4. Myths did gather about the gods of ancient India, yet the very circumstances which originated the concepts of these deities did not allow as much obscurity as there is in the case of the Asvins, Thus Indra, Agni, and Soma, who are for the warlike Aryans of ancient India greater divinities than the Asvins, represent the more turbulent and the more immediate concepts of the people. The warlike Indra must certainly be their greatest god, Agni as the intermediary between the heaven together with its great hero, viz. Indra, and the mortals must come next in importance. In the same way Soma, the pleasant elixir of the heaven's hero as well as the cherished drink of the mortal worshipper, who fulfilled for the ancient Aryan an immediate problem, became for him a god next only to Indra and Agni. Such is not the case of the origin of the Asvin-concept: obscurity in the Asvin-myths has consequently resulted into the wide variety of opinions on the Asvin-concept which we have noted above.
5. Upon a careful examination of these various opinions on the riddle of the Asvin-concept, one thing becomes abundantly clear: no one of these opinions finds a full support of the entire mass of the hymns and verses of the Rgveda addressed to the Asvins.

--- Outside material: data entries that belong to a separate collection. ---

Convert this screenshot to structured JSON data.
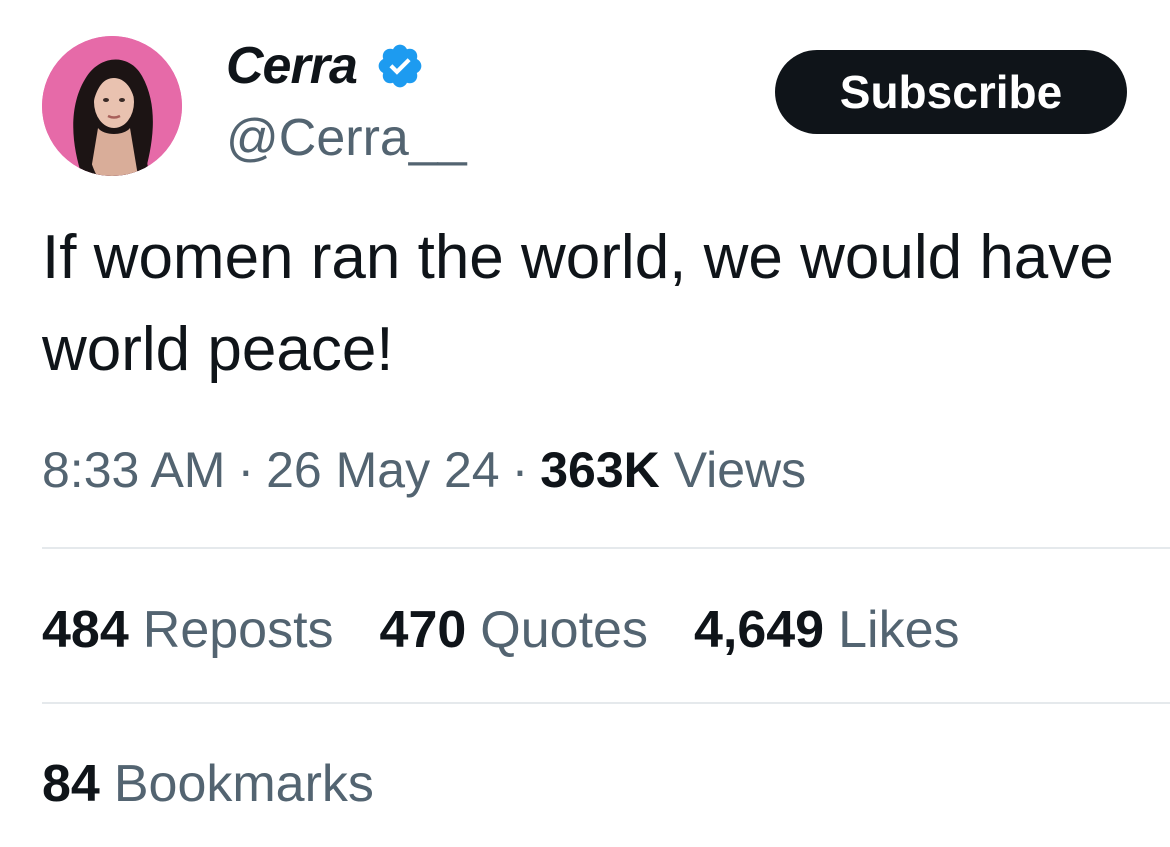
{
  "author": {
    "display_name": "Cerra",
    "handle": "@Cerra__",
    "verified": true,
    "verified_color": "#1d9bf0",
    "avatar_bg": "#e66aa8"
  },
  "subscribe_label": "Subscribe",
  "tweet": {
    "text": "If women ran the world, we would have world peace!",
    "time": "8:33 AM",
    "date": "26 May 24",
    "views_count": "363K",
    "views_label": "Views"
  },
  "stats": {
    "reposts": {
      "count": "484",
      "label": "Reposts"
    },
    "quotes": {
      "count": "470",
      "label": "Quotes"
    },
    "likes": {
      "count": "4,649",
      "label": "Likes"
    },
    "bookmarks": {
      "count": "84",
      "label": "Bookmarks"
    }
  },
  "colors": {
    "text_primary": "#0f1419",
    "text_secondary": "#536471",
    "divider": "#e5e9ec",
    "button_bg": "#0f1419"
  },
  "icons": {
    "verified": "verified-badge-icon"
  }
}
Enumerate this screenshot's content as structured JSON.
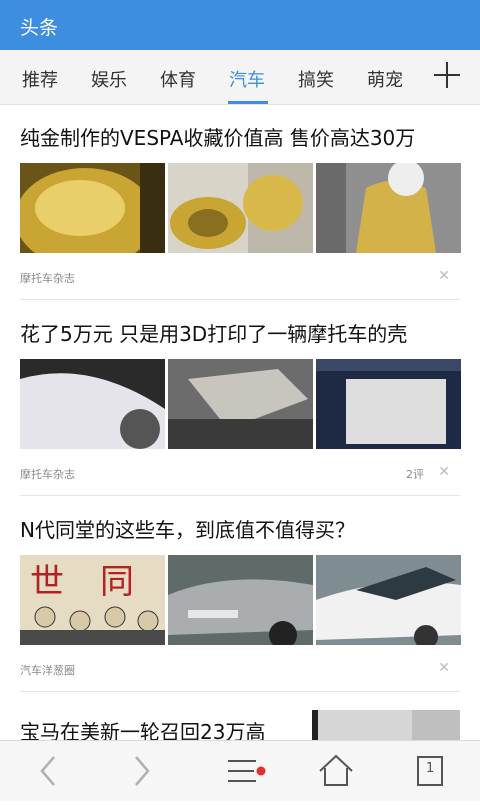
{
  "header": {
    "title": "头条"
  },
  "tabs": [
    {
      "label": "推荐"
    },
    {
      "label": "娱乐"
    },
    {
      "label": "体育"
    },
    {
      "label": "汽车",
      "active": true
    },
    {
      "label": "搞笑"
    },
    {
      "label": "萌宠"
    }
  ],
  "articles": [
    {
      "title": "纯金制作的VESPA收藏价值高 售价高达30万",
      "source": "摩托车杂志",
      "comments": ""
    },
    {
      "title": "花了5万元 只是用3D打印了一辆摩托车的壳",
      "source": "摩托车杂志",
      "comments": "2评"
    },
    {
      "title": "N代同堂的这些车，到底值不值得买？",
      "source": "汽车洋葱圈",
      "comments": ""
    },
    {
      "title": "宝马在美新一轮召回23万高",
      "source": "",
      "comments": ""
    }
  ],
  "tab_count": "1",
  "colors": {
    "accent": "#3d8de0",
    "notification_dot": "#e03030"
  }
}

Each theory explained only some part of the Rgvedic texts; the other either remained unexplained by the theory or stood in opposition to it. It is, moreover, clear that these opinions disagree to such an extent that they disprove one another. This has so happened because whosoever held an opinion on this problem started with a certain preconceived notion about the divinities. Some had a bias for etymology, while some saw everywhere some natural phenomenon deified. Some were experts in legendary matter (as we are told), while some others felt satisfied in seeing some similarity between the Vedic twins and those of others civilisations.
6. I also could not resist the temptation to review the enigmate Asvin- concept anew. I thought it worthwhile to propose a fresh translation of the relevant texts of the Rgveda (this appears in the second part) and then trace a clear picture of the Asvins in the light of the same. Further, I felt it was necessary to see if there is any evolution of the concept of these divine twins, in the later literature upto the end of the period of the ancient Puranas. However, the Srauta and Grhya Sutras were not included in the material which formed the basis of our discussion, since they don't give any mythic thought worth the name and only give the ritual of the Brahmanas in fuller detail. It was equally proper to turn to the Ayurvedic tradition and see if the divine physicians had anything to do with it. The question naturally arose if the mythic-concept of the Asvins had found a formal expression in ancient Indian iconography, both in the texts which prescribed rules for the making of images and in the available images of the twin gods. A question is then taken up, if mythologies of other ancient civilisations also gave any clues relevant upon the Asvin-concept.
7. A few words now about the arrangement of this work. The work is divided into three parts: the first part is devoted to the Asvin-concept and the second to the translation of the relevant texts with a brief annotation wherever found necessary and the third part has been devoted to the different texts related to asvin with critical notes.